While over a dozen states have announced EV policies of their–some offering even better incentives, the EV policy of Delhi is considered to be one of the first comprehensive policies providing a template for others. Besides waiving off-road tax and registration charges, it also provides incentives of a maximum INR 30,000 for two and three-wheelers and INR 150,000 for four-wheelers. Earlier this year, the ambit of the policy was expanded to include electric cycles as well.
“The success in Delhi shows that fast EV adoption is possible if the right policy is implemented in a timely and transparent manner. Our incentive disbursement process is transparent and money is transferred directly to the consumer’s account through DBT within 7-10 days,” he said.
“Alongside that, we realized early on that EV adoption is not going to take place through large vehicles but with two and three-wheelers. So our focus was there,” he added. “There is a strong impetus to building charging infrastructure as well. The city has 915 charging points including 165 battery swapping junctions and one of the lowest tariffs in the country of just INR 4-4.5 per unit.”
On top of these, there are also 200 private charging points while another 150 are being set up. The government has also used mandates in specific segments to increase electrification. For example in the case of auto-rickshaws, it gave licenses only to electric autos for 4,000 recently. Similarly, it has been decided that all fresh city bus purchases would only be electric. The Delhi Transport Corporation recently concluded the purchase of 300 buses. It also won an allocation of 1500 buses under CESL’s grand e-bus challenge that was concluded recently with Tata Motors bagging all the contracts.
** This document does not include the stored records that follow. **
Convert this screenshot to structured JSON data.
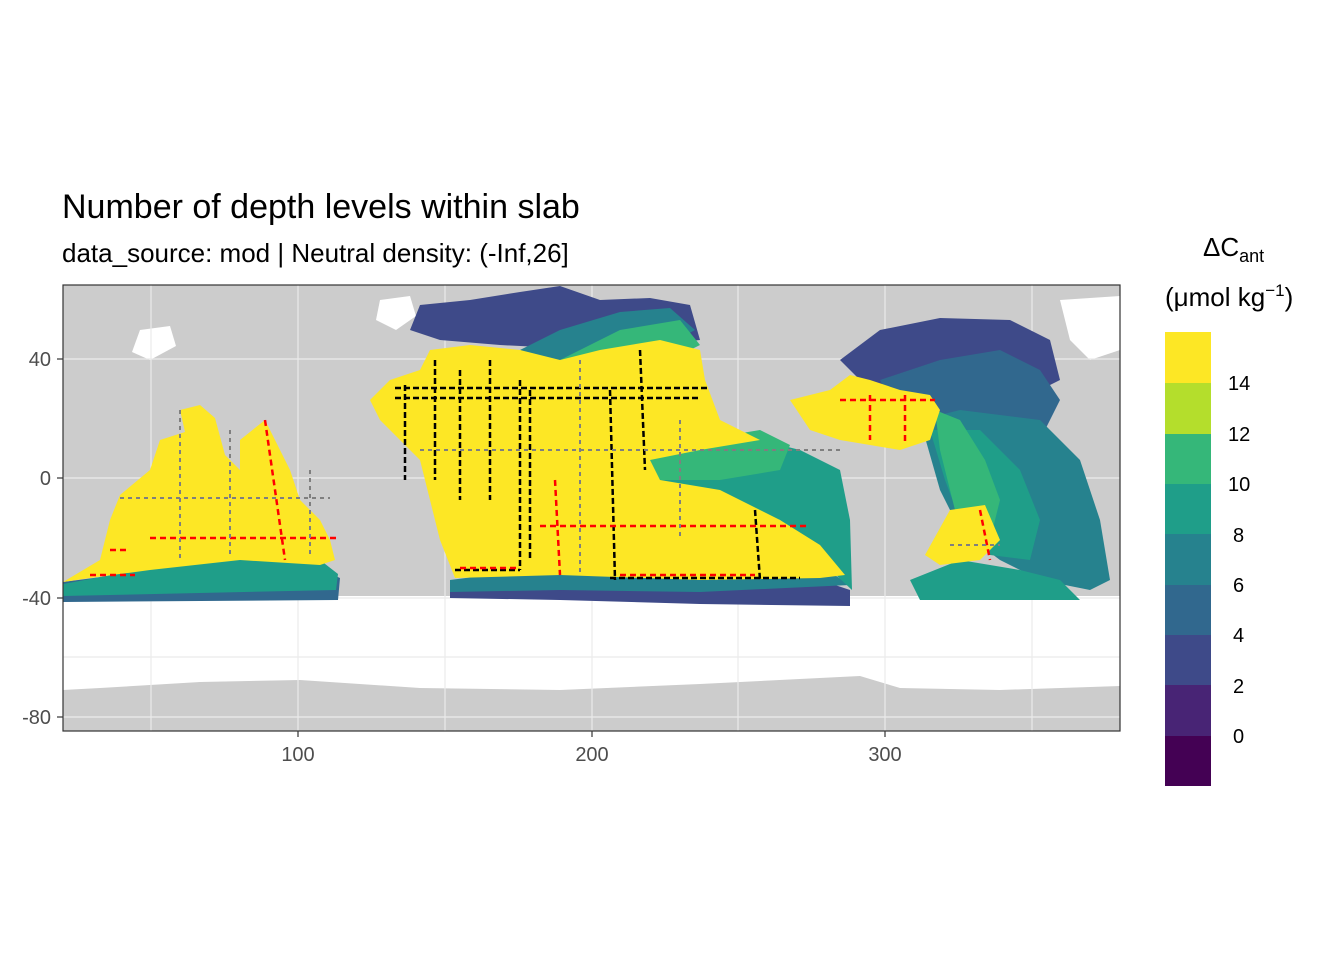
{
  "title": "Number of depth levels within slab",
  "subtitle": "data_source: mod | Neutral density: (-Inf,26]",
  "legend": {
    "title_symbol": "ΔC",
    "title_subscript": "ant",
    "unit_open": "(μmol kg",
    "unit_exp": "−1",
    "unit_close": ")",
    "ticks": [
      "14",
      "12",
      "10",
      "8",
      "6",
      "4",
      "2",
      "0"
    ]
  },
  "colors": {
    "land": "#cccccc",
    "no_data": "#ffffff",
    "grid": "#ebebeb",
    "panel_border": "#333333",
    "track_black": "#000000",
    "track_red": "#ff0000",
    "track_grey": "#7f7f7f",
    "scale": [
      "#440154",
      "#482475",
      "#3e4a89",
      "#31688e",
      "#26828e",
      "#1f9e89",
      "#35b779",
      "#6dcd59",
      "#b4de2c",
      "#fde725"
    ]
  },
  "chart_data": {
    "type": "heatmap",
    "x_ticks": [
      "100",
      "200",
      "300"
    ],
    "y_ticks": [
      "40",
      "0",
      "-40",
      "-80"
    ],
    "xlim": [
      20,
      380
    ],
    "ylim": [
      -85,
      65
    ],
    "legend_range": [
      -2,
      16
    ],
    "legend_placement": "right",
    "grid": true
  }
}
Further, a minimum requirement of an electric fleet is being considered from next year for cab aggregators like Uber and Ola. According to the draft aggregator policy, 10 percent of all two-wheelers and 5 percent of all four-wheelers have to be electric within the first six months from the date of notification. Two years from the notification, the share will have to rise to 50 percent of all new two-wheelers and 25 percent.
To provide for the subsidies for EVs, the government has imposed a cess on diesel vehicles but Shah added that the center should extend some incentives for better performing states.
“We are at the forefront of electrification but without any help, we will start feeling the churn of the incentives on our balance sheet. Better performing states should be extended some benefit,” he said. “We aim to add 5,000 more buses to our fleet but some relaxation in policy is needed.”